Black Moth Super Rainbow at South Street Seaport – 24 July 2009

It’s been a while since my last concert review that was actually hosted here. I’m sure you miss it. I know I do. We all do. It’s time for a return to form, of sorts. Yeah, I know this concert was a while ago. But don’t worry, because this review is brand new! Lovely. Just lovely.

So this was a free concert at the South Street Seaport. They do it every Friday, people. The Seaport is a lovely place, you know. Ships and fish and Pizzeria Uno.

The openers for this show were Dan Friel (of Parts & Labor) and Blank Dogs, but I missed out on them. I caught Blank Dogs this past February and they were all right, but I didn’t really mind missing out on them. I was there for the hazy Black Moth jams.
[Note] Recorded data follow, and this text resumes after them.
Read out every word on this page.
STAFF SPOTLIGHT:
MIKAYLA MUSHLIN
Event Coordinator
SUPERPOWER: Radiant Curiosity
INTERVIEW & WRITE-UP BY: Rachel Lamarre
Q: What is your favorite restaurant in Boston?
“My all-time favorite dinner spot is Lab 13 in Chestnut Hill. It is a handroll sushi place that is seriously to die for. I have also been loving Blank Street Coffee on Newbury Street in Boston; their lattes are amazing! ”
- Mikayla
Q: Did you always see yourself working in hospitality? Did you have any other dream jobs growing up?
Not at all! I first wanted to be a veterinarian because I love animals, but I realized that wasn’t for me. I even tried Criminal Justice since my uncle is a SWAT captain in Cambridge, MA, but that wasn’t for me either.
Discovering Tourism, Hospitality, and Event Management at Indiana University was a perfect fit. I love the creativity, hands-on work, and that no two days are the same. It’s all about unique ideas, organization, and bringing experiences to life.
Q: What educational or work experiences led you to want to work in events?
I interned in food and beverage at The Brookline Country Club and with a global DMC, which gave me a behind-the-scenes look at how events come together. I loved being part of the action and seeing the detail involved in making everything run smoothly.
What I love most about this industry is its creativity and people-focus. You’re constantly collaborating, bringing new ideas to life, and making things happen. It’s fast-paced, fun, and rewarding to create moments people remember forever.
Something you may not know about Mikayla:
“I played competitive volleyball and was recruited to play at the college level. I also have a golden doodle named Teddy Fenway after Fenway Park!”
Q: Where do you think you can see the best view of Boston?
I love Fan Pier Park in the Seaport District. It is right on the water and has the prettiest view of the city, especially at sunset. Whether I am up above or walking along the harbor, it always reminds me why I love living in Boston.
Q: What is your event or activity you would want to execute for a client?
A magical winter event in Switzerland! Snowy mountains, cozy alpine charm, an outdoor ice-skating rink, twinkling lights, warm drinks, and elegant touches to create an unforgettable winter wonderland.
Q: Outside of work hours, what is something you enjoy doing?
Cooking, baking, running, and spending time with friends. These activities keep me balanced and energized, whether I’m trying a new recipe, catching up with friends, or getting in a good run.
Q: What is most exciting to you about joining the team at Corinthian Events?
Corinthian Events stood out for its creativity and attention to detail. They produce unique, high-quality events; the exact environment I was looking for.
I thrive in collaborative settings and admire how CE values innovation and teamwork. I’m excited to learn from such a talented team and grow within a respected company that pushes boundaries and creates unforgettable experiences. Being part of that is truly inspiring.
And hazy Black Moth jams I would get.

At first, it seemed that the band was fronted by the guy in the furry suit and weird, squinting mask. It was soon apparent, however, that, although this man was holding a microphone to his mouth (which mouth was unmoving, being a mask and all), he was not responsible for the vocals at all. What he did do, though, was toss Tostito’s into the crowd, which endeared him well to those in the first few rows.

There was still the matter of finding the source of the vocoder’d vocals. Luckily, your humble narrator is on the tall side, so I was able to crane my head above the poor, the huddled masses and spotted on the floor of the stage none other than Tobacco, the very mastermind of BMSR. Humble gentleman that he is, he was singing/speaking and manipulating with the vocoder from a rather hidden position. I suppose, then, that the bemasked, besuited man functions as a sort of proxy frontman. Fair enough. He didn’t really do anything for me — though I was out of range of the Tostito’s, which may have changed my mind.

No, what made the show for me was the rhythm section. Just like with Holy Fuck, the live drumming really got me into the songs. Black Moth are so woozy that the live set could have been a snooze fest (if only for the rhyming convenience), but the energy from the live instruments kept pushing things forward. And we all know that drum machines have no soul.